Gaboury Delivers PDGM Strategies

In a pair of full day workshops on October 28 and 29, Healthcare Provider Solutions Chief Executive Officer Melinda Gaboury set forth a set of strategies to survive the Patient-Driven Groupings Model (PDGM) changes set to take place on January 1.

Throughout the seminar, Gaboury identified crucial areas where agencies are “leaving money on the table” due to lack of understanding of critical components of the PDGM.  The first of these was admission source.  It needs to be a resumption of care if the patient goes into a facility within the first thirty days.  This results in an increased payment of about 15 percent.

A second area involved changes in condition.  If there is a low comorbidity adjustment, payment increases 6.22 percent.  If there is a high comorbidity adjustment, payment increases an additional 14.93 percent.  Gaboury emphasized the importance of coding accuracy to achieve the appropriate case mix classification.

The next part of the program provided an in-depth review of the Home Health Value=Based Purchasing (HHVBP). This system involves two scores:  Achievement and Improvement.  It can result in a change in Medicare payments of five percent.  Gaboury presented data on achievement and improvement scores nationally, in California, Florida and Texas.  In general, California exceeded the national average in four of the seven achievement scores and five of seven improvement scores.  However, in the HHVBP HHCAHPS achievement points, California scored lower than the national average in all five of the scores.  This was also the case for the improvement scores.  This means that California’s achievement was low and did not improve.  Gaboury pointed out that HHCAHPS is part of the Star Ratings which Medicare Advantage plans and consumers use to choose their agencies.  This is clearly an area for attention.

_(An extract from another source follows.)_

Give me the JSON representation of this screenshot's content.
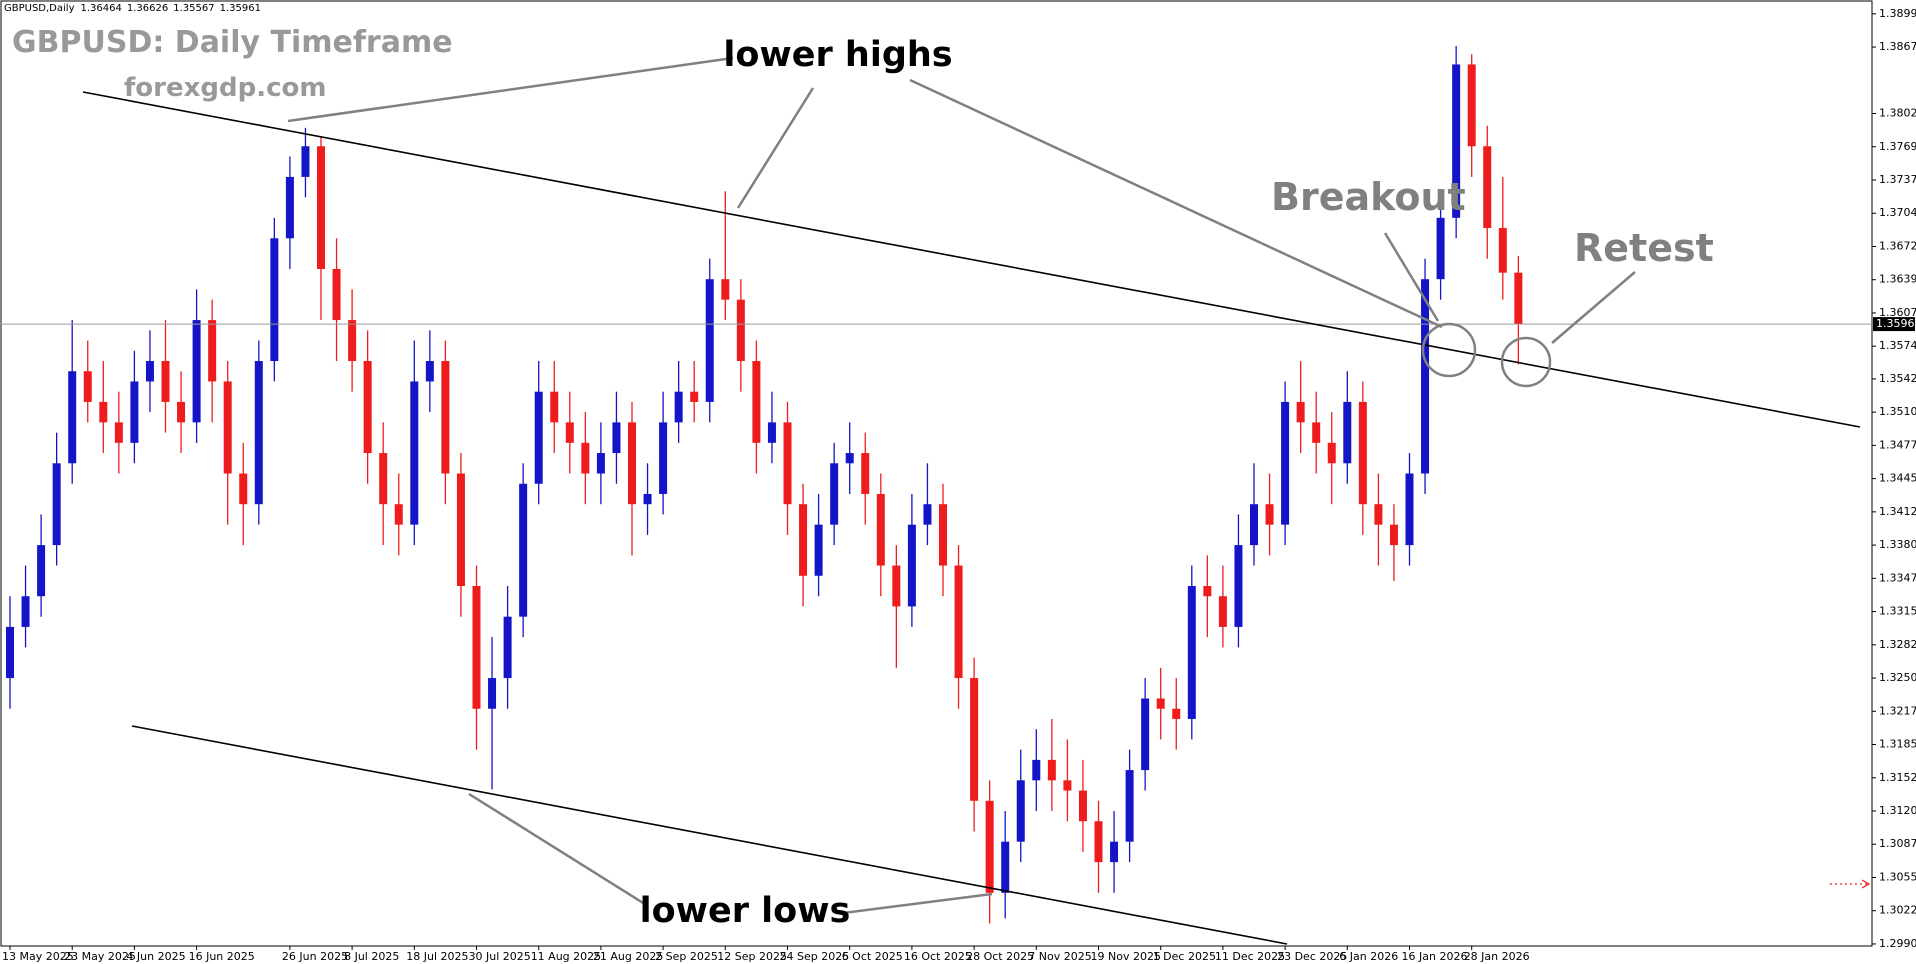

The program next focused on improving HHVBP results.  Gaboury advised a strategic approach involving  defining goals, expectations and responsibilities as well as staff education and focus on reported scores.

The next part of the program focused on best practices for medical review under PDGM.  Gaboury recommended reviewing a sample of 10 to 20 percent of charts to assure that care is being properly documented.  The review should increase to 100 percent for new clinicians.  The most common reasons for denials were failure to meet certification requirements, face to face not met, medical necessity, medical necessity for therapy and homebound status.

The program concluded with a session on best practices for managing your agency in a PDGM environment.  Gaboury recommended a gap analysis for problem areas such as HHCAHPS and Star Ratings.  She recommended developing a Strategic Quality Plan.  Such a plan should identify organizational priorities, use data and prioritize imperatives such as safe and effective care and financial viability.

CAHSAH thanks Melinda for presenting this valuable material for our members.  It is essential that all agencies recognize they must focus on, and improve, operations to survive and thrive under the PDGM system.